Tools for learning disability identification

CDC develops scientific tools

August 22, 2019 07:24 pm | Updated August 23, 2019 08:14 am IST - Thiruvananthapuram

Scientific tools are set to be used for identification of learning disabilities in students in State schools.

The tools will help in early identification of learning disability so that necessary support can be extended to help them cope with the issues better. They are also expected to curb the widespread misuse of special facilities given to differently abled students for examinations.

The Child Development Centre (CDC) of Government Medical College Hospital here, under the aegis of Samagra Shiksha, Kerala, and the Social Justice Department, has developed the tools for identifying learning difficulties such as dyslexia, dysgraphia, and dyscalculia. These manifest as problems with listening, speaking, reading, writing, reasoning, or mathematical abilities.

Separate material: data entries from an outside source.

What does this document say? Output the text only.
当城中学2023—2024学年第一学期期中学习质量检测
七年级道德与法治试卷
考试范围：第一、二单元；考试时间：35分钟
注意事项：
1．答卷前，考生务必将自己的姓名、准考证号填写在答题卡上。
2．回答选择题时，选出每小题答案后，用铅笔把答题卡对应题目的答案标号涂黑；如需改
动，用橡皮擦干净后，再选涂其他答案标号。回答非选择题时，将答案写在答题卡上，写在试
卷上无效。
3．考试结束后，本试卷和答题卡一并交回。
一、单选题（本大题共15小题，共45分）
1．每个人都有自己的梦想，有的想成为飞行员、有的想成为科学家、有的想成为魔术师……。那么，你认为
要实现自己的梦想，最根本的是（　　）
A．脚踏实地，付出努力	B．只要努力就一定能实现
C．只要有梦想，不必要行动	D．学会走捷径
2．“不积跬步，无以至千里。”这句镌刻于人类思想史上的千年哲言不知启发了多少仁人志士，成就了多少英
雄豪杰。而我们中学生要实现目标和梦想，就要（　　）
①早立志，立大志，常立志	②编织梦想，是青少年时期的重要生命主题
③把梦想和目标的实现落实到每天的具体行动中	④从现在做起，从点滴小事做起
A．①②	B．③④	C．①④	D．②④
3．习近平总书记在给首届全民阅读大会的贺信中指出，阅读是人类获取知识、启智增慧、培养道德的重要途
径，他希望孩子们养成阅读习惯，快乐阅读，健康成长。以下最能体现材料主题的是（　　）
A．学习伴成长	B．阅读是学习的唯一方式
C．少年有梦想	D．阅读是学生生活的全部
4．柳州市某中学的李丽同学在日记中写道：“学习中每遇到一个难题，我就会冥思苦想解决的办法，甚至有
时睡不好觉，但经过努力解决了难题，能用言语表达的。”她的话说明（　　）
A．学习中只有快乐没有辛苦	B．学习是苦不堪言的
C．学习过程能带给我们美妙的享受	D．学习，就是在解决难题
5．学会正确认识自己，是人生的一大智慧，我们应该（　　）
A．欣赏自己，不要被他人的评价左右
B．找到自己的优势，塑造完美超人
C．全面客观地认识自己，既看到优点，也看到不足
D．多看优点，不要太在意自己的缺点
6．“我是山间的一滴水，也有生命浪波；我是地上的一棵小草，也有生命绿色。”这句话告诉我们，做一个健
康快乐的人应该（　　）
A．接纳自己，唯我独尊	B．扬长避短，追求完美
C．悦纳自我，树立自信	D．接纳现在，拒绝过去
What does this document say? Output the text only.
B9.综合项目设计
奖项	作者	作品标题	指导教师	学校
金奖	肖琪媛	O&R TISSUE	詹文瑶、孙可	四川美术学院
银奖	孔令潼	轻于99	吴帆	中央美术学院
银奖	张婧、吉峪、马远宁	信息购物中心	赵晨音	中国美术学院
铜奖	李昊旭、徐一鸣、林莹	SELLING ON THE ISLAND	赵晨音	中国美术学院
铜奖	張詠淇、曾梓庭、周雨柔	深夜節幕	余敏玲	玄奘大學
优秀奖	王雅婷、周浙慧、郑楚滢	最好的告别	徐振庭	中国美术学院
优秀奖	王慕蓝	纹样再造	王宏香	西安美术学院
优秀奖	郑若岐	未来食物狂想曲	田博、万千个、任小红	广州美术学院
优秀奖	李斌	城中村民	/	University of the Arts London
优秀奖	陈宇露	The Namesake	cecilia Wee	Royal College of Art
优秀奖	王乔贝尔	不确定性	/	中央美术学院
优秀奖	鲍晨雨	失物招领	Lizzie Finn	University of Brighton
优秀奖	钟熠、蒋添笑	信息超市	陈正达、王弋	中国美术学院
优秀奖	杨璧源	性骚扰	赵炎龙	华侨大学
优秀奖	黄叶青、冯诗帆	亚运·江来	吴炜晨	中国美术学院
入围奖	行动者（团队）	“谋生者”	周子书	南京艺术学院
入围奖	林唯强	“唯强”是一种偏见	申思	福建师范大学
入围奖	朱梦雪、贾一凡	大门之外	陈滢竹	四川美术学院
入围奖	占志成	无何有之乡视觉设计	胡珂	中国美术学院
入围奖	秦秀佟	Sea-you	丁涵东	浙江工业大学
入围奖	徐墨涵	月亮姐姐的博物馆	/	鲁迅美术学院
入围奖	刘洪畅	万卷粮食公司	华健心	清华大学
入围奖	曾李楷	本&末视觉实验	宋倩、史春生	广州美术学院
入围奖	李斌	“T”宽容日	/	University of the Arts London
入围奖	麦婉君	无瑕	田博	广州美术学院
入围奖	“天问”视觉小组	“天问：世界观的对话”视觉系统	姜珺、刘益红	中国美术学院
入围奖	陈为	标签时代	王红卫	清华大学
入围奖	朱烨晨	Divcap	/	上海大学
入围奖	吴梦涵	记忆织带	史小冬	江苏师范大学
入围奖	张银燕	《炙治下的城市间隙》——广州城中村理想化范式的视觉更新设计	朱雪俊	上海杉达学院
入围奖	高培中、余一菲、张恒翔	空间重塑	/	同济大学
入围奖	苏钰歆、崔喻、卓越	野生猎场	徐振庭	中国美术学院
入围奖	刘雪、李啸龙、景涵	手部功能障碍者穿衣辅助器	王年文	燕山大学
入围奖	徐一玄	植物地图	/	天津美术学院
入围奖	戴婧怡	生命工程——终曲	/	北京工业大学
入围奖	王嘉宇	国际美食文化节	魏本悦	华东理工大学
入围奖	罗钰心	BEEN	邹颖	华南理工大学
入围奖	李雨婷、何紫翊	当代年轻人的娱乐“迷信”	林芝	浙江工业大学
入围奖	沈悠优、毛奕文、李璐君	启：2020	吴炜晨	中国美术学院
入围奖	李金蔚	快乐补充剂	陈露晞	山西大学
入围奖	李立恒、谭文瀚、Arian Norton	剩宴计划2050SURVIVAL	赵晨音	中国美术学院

Till recently, disability certificate for candidates was obtained just before the SSLC examinations. There had been a shark spike in the number of applications claiming benefits such as grace marks, scribe support, and extra time during examinations.

Elaborating on the problem, Samagra Shiksha, Kerala, project director A.P. Kuttykrishnan said learning disability identification was largely seen from the exam point of view in schools. Moreover, this was not scientifically done.

With the tools developed by the CDC, it would be possible to identify if a child has a learning disability and what kind of support was needed.

For classes 9, 10

This year, learning disability in students of classes 9 and 10 will be identified. Schoolteachers will be trained in using the tools and they will identify such issues using a rating scale for indicators. Aspects such as if a child is inattentive in class, has problem memorising things, lacks reading fluency, is poor in mathematical calculations, slow with writing and so on will be evaluated. In the case of students whom the teachers express a concern about, resource teachers will administer tests on general information and comprehension to reach an impression of the child’s intelligence.

A committee led by the Headmaster will then get in touch with the students’ parents and a medical board will certify the disabilities.

Such a screening will ensure that the benefits for differently abled children reach only the deserving students.

With extension of the initiative to the primary section next year, comprehensive development of the children through early intervention approaches will become possible, they add.